The GCC is set to invest more than $900 billion in new infrastructure projects over the next decade will open a new era for progress and development for the insurance industry, according to a senior official at the Central Bank of Bahrain (CBB).
“For new road and railway projects, the GCC countries will be spending around $100 billion in the next eight years. This is expected to result in a surge in insurance activity and a growth in gross premiums of insurance industry in the region,” Abdul Rahman Al-Baker, Executive Director of Financial Institutions Supervision, CBB told an audience of 500 people on Monday.
During his keynote address at the opening of the two-day 9th Middle East Insurance Forum (MEIF 2013) at the Gulf Hotel Bahrain, Al-Baker, said looking ahead, there would be great new and untapped potential for insurance industry in the coming years.
“There is huge investment in the region and the GCC on construction, infrastructure, and petroleum industry related projects.”
“The MENA region needs to work more closely to develop a regional insurance market by harmonizing legal frameworks and ensure that supervisory standards are at par with best international standards. In this regard, the CBB has played an important role in the founding of the Arab Forum of Insurance Regulatory Commissions (AFIRC), which brings together 17 Middle East regulatory authorities, and aims to promote collaboration, transparency and adoption of international standards among regulators in the region,” he said.
“With Middle East insurance industry expected to grow remarkably in the coming years, regulators must work together at the local, regional and international level to effectively deal with the risks that can have a systemic impact. Furthermore, regulators need to work more closely with insurance companies, service providers and other industry stakeholders to ensure a close oversight of their activities and a healthy financial sector,” he added.
“MEIF 2013 is an opportunity for the insurance industry to meet and exchange views on current market and economic conditions that have direct impact in our insurance markets. I would like to thank the organizers, sponsors and speakers for supporting this important event.
Touching upon the theme ‘Enhancing Regulatory Frameworks to support the further development of the Insurance industry in the Middle East,’ he said it served as an important and timely as the insurance industry in the MENA region was undergoing transformation and there is a tremendous potential for the regional insurance market to grow and thrive.

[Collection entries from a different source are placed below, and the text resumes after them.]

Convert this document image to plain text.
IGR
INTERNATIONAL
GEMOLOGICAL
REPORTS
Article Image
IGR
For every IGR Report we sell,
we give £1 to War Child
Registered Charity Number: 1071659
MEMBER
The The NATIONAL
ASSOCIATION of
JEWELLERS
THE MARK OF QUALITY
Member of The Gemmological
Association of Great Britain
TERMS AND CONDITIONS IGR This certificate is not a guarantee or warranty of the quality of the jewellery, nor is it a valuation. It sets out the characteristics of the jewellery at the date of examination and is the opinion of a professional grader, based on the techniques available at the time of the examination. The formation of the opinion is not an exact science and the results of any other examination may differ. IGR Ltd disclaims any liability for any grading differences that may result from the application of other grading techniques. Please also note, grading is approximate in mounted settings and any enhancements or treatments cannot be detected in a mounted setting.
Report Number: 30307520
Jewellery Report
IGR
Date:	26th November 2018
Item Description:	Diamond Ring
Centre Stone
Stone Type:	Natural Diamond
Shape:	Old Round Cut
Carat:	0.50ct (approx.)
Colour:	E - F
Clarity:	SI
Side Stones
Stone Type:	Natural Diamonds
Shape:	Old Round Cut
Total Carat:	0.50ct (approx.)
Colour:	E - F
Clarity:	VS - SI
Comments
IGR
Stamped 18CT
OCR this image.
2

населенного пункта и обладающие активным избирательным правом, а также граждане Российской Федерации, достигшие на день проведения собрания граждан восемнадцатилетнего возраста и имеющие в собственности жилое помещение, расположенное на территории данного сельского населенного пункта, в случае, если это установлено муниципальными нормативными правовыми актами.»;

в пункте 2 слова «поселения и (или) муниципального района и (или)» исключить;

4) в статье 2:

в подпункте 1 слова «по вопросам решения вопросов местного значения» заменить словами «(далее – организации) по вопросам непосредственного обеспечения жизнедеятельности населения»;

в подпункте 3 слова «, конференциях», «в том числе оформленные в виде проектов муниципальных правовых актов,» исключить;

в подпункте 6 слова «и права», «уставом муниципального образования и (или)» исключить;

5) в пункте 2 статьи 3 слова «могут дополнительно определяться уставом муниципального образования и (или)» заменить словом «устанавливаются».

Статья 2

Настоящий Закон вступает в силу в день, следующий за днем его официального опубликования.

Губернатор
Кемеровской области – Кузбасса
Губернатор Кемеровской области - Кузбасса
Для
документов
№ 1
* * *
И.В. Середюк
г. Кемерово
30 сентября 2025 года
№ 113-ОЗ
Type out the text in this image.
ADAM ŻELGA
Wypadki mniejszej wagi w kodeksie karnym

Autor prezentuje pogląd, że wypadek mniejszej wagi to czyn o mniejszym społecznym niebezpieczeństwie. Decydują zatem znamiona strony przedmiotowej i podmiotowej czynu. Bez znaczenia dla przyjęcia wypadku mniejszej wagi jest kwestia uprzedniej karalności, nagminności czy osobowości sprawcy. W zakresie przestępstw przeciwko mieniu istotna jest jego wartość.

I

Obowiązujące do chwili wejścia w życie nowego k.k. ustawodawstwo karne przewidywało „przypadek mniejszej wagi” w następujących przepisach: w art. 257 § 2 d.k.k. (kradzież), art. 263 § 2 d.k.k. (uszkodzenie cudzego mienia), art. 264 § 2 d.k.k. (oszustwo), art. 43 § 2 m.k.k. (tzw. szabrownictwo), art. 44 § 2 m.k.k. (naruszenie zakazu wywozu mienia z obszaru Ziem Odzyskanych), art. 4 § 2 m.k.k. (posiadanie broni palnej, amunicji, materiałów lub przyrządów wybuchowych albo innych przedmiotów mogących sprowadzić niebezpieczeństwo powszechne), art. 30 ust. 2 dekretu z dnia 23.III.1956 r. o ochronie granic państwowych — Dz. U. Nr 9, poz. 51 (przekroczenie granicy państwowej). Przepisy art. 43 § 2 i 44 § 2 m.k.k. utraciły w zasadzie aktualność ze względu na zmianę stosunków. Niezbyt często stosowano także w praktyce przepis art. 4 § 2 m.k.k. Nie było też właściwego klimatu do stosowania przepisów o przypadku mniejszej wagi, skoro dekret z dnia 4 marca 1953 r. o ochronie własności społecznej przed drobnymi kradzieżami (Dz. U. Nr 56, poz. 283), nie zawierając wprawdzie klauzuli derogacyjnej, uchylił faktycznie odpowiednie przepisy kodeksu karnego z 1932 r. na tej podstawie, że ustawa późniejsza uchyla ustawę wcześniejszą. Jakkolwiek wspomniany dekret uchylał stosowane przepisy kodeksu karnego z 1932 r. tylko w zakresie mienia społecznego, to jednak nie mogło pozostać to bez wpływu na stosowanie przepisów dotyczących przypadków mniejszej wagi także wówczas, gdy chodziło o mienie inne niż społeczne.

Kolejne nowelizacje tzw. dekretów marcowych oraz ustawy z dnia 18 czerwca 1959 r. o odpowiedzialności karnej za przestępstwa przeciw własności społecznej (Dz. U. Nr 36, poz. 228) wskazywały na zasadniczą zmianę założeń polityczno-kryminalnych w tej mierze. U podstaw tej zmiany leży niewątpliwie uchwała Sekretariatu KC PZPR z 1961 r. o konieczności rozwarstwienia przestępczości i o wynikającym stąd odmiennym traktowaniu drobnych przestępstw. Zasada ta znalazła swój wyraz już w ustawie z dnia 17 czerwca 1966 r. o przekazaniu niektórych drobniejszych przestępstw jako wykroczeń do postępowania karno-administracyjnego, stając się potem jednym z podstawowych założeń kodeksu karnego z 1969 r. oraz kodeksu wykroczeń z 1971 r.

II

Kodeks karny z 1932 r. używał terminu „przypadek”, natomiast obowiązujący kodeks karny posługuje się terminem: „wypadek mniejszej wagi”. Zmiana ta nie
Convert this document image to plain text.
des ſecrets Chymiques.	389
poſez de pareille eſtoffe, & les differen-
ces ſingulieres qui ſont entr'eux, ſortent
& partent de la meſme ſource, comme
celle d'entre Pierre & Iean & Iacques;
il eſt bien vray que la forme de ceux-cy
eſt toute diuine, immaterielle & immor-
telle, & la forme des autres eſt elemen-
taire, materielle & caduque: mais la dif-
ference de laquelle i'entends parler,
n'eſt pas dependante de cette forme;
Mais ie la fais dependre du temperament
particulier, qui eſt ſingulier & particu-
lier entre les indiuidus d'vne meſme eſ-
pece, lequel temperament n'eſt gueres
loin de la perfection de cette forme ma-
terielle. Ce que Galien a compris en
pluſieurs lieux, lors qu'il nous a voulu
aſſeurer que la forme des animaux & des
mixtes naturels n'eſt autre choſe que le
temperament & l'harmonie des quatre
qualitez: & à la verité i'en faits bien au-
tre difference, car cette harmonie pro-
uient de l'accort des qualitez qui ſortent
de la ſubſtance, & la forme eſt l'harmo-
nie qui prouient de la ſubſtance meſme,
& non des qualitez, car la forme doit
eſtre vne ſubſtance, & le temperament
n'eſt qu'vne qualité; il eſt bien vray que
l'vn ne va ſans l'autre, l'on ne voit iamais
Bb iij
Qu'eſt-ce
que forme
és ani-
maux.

“Maintaining adequate level of solvency that is in line with the best regulatory standards is another regulatory priority for the regulators in the Middle East insurance industry. Such solvency requirements should be helpful to provide early warning to regulators so that they could take the necessary measures should the capital of insurance firm falls below the required level. Adequate solvency requirements enhance the confidence in the financial stability of the insurance industry and further improve the financial standing of insurance firms.
Regulators must ensure that their respective rules and regulations on Corporate Governance are robust and in line with the best international practice. Regulators should require market players to establish and implement a corporate governance framework which provides for sound and prudent management, oversight of the insurer’s business and adequately recognizes and protects the interests of policyholders.
Regulatory authorities should also support public awareness in order to enhance the public knowledge on the basics of insurance and the importance of such financial services to the public.